We waited in Shell for the rain to stop and visibility to be returned before we could board the prop plane and head out. Although it was teeming down in the towns of Puyo and Shell on the edge of the rainforest, it wasn’t raining further into the rainforest, which turned out to be very lucky given the airstrip was dirt.
Each program (4 night, 3 night) has it’s own guides, an Achuar guide and a naturalist so you get to know them pretty well by the time your week is up. The guides are fantastic in finding and pointing out birds and other wildlife – although they need the patience of a saint: “Where? What tree? I can’t see it” And once the bird or animal had been discovered by us, Omar, our naturalist described it’s behaviour and characteristics which helped us understand relationships in the rainforest.
We had the opportunity to go on several hikes in the rainforest. What surprised me was that the rainforest is not uniform. We hiked several different trails and each one was home to different types of insects and animals based on the plants and trees growing there. It is also pretty humid, and even though the hikes were not particularly exhausting, by the end of it your clothes are stuck to your skin and you look like you have swum through a puddle, hair stuck to your red-faced head.
Each morning we got taken bird watching by canoe – I would have a lot of bird photos to show you, but by the time I found them with binoculars, trying to find that spec again with my camera was beyond me. Still, we saw toucans, parrots, parakeets, stinky turkeys (Hoatzin), Speckled Chachalaca, macaws, storks, pigeons, and many many others of the estimated 540 species that live in the Ecuadorian Amazon basin.
We also saw pink dolphins in the river.
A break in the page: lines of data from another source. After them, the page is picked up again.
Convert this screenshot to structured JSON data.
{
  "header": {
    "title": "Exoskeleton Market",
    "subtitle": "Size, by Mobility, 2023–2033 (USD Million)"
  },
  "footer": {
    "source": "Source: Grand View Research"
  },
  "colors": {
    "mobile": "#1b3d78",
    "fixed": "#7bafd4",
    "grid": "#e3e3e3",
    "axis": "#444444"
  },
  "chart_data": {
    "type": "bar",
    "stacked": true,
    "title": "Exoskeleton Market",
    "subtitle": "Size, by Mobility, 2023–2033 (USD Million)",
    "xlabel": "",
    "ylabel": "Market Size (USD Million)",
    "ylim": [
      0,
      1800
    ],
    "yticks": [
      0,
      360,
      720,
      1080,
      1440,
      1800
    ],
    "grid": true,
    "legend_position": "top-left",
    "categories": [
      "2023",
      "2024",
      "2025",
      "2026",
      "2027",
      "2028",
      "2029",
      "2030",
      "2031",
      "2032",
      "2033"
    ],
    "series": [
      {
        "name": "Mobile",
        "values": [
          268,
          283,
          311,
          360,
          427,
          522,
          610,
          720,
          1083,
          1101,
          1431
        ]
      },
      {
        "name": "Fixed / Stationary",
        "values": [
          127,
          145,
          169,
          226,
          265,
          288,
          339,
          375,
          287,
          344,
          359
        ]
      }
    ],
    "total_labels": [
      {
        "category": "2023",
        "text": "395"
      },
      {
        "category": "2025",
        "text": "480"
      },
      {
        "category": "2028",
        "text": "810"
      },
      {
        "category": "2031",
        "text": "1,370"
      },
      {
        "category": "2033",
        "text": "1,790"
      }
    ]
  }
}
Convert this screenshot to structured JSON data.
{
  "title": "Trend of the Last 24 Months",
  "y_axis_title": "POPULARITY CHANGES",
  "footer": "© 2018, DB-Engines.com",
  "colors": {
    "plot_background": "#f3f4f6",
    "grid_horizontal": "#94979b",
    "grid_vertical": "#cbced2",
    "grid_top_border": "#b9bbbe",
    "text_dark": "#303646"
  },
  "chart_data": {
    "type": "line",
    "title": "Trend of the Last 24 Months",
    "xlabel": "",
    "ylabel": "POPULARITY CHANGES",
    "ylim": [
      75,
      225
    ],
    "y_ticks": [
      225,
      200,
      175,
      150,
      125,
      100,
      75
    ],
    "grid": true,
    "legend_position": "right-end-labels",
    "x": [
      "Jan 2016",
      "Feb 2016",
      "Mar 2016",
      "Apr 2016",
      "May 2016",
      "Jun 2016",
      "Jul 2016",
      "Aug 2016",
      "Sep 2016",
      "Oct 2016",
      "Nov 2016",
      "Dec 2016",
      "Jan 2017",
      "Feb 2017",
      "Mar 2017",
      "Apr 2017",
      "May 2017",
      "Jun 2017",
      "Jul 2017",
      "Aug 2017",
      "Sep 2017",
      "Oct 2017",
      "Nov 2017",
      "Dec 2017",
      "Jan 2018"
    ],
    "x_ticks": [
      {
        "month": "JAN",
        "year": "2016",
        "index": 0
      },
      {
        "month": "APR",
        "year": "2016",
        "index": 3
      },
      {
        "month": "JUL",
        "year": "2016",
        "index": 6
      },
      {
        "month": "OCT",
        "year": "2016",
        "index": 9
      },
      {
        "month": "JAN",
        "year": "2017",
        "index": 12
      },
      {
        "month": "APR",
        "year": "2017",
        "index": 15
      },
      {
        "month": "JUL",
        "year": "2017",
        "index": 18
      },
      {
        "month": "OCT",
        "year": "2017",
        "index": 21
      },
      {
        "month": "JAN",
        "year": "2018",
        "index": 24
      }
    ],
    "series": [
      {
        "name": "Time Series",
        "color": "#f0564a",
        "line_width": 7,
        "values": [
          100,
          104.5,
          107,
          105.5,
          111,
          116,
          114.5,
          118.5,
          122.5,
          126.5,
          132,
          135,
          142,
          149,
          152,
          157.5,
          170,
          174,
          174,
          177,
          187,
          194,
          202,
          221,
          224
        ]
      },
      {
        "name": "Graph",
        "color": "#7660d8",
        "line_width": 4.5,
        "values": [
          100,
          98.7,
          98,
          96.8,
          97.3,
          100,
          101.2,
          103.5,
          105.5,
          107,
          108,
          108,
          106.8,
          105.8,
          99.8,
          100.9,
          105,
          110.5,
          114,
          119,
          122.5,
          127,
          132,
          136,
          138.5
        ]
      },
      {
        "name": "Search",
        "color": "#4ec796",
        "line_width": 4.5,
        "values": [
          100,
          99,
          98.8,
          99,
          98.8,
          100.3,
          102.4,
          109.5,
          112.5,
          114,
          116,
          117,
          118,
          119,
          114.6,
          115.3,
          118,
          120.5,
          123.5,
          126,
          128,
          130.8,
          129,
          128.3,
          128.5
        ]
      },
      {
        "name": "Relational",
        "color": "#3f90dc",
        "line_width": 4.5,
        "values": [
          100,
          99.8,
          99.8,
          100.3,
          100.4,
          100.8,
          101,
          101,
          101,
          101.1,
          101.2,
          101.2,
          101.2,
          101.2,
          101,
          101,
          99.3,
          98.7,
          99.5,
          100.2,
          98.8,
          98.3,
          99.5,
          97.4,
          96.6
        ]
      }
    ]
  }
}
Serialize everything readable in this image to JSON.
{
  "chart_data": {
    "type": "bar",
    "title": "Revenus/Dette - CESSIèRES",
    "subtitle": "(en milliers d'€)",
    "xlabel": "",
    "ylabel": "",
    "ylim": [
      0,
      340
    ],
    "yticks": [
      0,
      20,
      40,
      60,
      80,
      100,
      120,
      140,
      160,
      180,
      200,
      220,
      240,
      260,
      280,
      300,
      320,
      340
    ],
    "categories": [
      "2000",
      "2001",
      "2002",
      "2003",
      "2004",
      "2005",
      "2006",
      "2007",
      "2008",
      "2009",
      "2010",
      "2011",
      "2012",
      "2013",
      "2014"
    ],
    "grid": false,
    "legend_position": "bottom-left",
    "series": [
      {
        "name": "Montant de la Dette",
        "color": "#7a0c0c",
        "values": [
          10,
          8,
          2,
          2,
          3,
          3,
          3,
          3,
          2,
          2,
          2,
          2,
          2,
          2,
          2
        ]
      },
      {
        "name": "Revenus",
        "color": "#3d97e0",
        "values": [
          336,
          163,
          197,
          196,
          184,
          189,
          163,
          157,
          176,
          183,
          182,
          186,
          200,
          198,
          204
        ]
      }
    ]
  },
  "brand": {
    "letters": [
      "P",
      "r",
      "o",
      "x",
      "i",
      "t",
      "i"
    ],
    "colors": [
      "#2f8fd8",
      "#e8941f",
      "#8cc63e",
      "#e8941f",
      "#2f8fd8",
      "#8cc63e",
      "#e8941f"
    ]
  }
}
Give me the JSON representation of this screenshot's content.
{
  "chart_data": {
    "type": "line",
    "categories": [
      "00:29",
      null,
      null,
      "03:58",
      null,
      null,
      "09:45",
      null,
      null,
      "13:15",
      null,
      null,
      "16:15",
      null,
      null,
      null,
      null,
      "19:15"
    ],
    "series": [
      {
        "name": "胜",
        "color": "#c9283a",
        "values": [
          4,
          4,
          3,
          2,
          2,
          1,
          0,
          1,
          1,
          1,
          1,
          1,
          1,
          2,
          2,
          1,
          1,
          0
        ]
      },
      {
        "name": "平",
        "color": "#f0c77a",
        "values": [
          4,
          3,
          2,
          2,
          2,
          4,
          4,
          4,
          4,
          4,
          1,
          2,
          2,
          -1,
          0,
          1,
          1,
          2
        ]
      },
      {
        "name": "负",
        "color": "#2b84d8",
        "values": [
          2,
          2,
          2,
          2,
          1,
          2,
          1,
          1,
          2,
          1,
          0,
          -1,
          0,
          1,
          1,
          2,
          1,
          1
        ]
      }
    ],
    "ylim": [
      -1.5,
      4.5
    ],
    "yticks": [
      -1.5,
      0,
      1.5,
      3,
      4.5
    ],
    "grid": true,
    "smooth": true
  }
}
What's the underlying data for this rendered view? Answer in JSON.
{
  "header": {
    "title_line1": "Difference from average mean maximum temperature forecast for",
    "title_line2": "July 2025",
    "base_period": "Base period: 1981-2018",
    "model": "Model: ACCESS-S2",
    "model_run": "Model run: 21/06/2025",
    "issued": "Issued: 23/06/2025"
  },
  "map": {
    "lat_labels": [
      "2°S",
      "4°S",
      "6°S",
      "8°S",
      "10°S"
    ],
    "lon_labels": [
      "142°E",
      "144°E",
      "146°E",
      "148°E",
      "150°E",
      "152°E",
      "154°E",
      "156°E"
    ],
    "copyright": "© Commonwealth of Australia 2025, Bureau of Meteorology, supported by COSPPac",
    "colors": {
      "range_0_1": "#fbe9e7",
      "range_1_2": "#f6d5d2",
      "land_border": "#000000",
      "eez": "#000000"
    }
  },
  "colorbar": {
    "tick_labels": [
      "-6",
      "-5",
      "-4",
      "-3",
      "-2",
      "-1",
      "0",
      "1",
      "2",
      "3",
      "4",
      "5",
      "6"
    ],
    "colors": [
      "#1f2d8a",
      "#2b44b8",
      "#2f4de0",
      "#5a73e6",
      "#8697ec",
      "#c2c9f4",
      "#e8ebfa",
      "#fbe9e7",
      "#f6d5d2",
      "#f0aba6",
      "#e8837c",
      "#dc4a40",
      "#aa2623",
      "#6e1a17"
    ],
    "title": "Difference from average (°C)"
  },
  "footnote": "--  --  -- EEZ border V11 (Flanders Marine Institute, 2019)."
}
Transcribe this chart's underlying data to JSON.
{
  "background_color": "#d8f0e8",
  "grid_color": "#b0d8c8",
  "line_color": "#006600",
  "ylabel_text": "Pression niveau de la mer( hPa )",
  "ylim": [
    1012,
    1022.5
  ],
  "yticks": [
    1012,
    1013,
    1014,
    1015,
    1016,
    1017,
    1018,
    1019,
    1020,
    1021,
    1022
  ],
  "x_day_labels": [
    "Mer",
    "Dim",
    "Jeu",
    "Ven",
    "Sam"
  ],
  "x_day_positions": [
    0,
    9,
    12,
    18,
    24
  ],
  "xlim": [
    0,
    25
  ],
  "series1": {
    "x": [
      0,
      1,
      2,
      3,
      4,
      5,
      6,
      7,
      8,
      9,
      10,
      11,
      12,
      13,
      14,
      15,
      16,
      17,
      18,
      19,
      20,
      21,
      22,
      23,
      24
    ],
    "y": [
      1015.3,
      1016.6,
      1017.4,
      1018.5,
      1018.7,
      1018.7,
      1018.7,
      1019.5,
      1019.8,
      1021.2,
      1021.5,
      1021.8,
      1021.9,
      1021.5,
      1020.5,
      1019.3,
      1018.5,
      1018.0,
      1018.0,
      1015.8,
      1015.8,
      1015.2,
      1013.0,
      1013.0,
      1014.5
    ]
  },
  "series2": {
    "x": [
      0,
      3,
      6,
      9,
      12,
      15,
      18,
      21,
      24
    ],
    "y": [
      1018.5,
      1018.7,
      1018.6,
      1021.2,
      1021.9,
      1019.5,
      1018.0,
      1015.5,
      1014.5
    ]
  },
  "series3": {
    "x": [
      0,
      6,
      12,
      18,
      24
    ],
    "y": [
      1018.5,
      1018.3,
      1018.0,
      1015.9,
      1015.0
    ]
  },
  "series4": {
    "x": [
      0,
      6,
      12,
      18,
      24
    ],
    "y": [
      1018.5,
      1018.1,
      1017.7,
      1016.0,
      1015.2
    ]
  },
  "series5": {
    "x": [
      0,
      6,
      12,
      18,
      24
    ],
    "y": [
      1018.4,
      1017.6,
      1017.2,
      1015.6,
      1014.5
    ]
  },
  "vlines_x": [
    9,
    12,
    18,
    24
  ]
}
Pink dolphins at Kapawi have survived for centuries due to the local belief that they possess magical powers, however they are in danger of extinction in other areas. There are piranha in the river as well, however only the guides managed to catch anything. We had piranha for dinner, apart from its scary looking teeth and a lot of bones, it was a tasty fish. You would need to eat a couple to be full though.
I loved Kapawi – the amazing meals, the enthusiastic and friendly guides who loved their jobs, the various activities (hikes, bird watching, caiman spotting, kayaking, fishing, night hikes, Achuar community visit) and amazingly comfortable accommodation. It was hard to leave after a week and I think a little piece of me is still there.